Public Forum, Pro
Marines are Americans, Too--Our armed forces need to keep prepared so they can do what we pay them to do.
Thursday, February 25, 1999
The broad generalizations made in "Guess Who''s Coming to Dinner" >(CW Jan. 28) were one-sided. First, I agree with Mr. Cohn, Monterey''s deputy city manager, who supports the Marines'' March 13 training exercise in Monterey. This is indeed necessary, and a great opportunity for the community to see firsthand how an attack of this nature could affect them. Should the City Council have been kept informed from the beginning? Probably, but all the necessary bases seem to be covered between Mr. Cohn and the Marine Corps.
Why is the public oblivious to the fact that a biological or chemical terrorist attack could happen here and destroy a population the size of Monterey in a matter of days? I am not trying to be an alarmist by any means, but the fact is that this country is in jeopardy of receiving a biological or chemical attack in the future and we are completely underprepared. Let''s say that it does happen, then what? Whom do you think will be blamed for not being prepared? I can see the media questions fly already: Why didn''t the military know in advance that this was coming? Why weren''t we prepared, etc.? Where do you think the public will seek shelter? Guess who''s coming to dinner at every military post and National Guard Armory in the nation on that night?
Why does the public feel threatened by the military? In my experience, the only mission of the military has been to protect the nation. The men and women of the armed forces are just like everyone else except they work longer hours, for significantly less pay.
I would like to address the environmental concerns. I cannot tell you how many times my husband has come home from a training exercise stating that there was either not enough training or no training at all due to the environmental hazards. Many times, training halted due to a species of bird in danger of becoming extinct, or the level of noise pollution would possibly become too loud, etc. So what did the military do? They either went elsewhere to avoid the damage, or cancelled the training altogether and trained on computer simulators. I do not feel safe or protected sending inexperienced soldiers to any type of military action, only having been trained on a computer or worse yet, not at all. I especially do not feel comfortable sending my husband off to war with them either.
I would also like to point out that the Marines have voluntarily opted to cooperate with the Monterey Bay National Marine Sanctuary. All necessary precautions are being implemented to avoid any damage.

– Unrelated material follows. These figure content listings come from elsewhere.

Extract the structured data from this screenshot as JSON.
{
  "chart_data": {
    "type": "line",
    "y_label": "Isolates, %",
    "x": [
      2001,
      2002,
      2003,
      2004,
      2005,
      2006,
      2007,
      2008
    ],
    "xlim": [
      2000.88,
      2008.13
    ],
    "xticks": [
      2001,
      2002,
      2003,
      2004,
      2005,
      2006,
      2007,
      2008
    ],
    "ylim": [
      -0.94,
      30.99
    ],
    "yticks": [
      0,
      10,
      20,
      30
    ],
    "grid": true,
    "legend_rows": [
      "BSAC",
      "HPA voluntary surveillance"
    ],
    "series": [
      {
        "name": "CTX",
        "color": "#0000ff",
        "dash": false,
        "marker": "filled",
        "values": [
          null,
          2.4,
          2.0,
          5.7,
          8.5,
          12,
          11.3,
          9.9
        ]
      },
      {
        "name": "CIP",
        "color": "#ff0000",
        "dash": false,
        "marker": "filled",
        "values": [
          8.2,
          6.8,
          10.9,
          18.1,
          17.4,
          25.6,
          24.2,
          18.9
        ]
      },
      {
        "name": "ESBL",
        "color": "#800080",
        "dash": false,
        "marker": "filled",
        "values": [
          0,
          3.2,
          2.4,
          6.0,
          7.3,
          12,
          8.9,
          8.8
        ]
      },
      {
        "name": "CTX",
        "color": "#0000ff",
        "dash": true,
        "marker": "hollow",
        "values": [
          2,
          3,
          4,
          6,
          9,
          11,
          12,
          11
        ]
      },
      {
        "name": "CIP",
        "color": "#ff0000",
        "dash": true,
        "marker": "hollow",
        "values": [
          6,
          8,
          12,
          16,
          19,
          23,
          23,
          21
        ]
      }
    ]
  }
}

Why does the public think of the military as gun-toting oafs who are trigger-happy and as dumb as a box of rocks? If you carefully researched every training exercise of this sort for quite some time, I think that you would find that more often than not, the military has chosen to cooperate with the local governments. In addition, this is not a large-scale operation. There are only about 200 Marines involved. A large-scale operation would constitute at least 3,000 to 5,000 people.
As for Mr. Willson, his comment about Col. [Oliver] North simply has no relevance to this exercise. This is real life, not the movie The Siege. This is nothing more than a training exercise, not a plot to overthrow the government. I do not believe that the military in any way is eroding the principle that it not be involved in law enforcement. The Marines are working with local law enforcement, not against it. The military is simply preparing to defuse a potentially hazardous situation as well as train local agencies in the latest nuclear-biological-chemical technologies.
In conclusion, this exercise will not cause any harm to this community but it will strengthen it and prepare it for the future.
Donna Kalloch is a Monterey resident married to a U.S. Army infantry officer studying at the Naval Postgraduate School.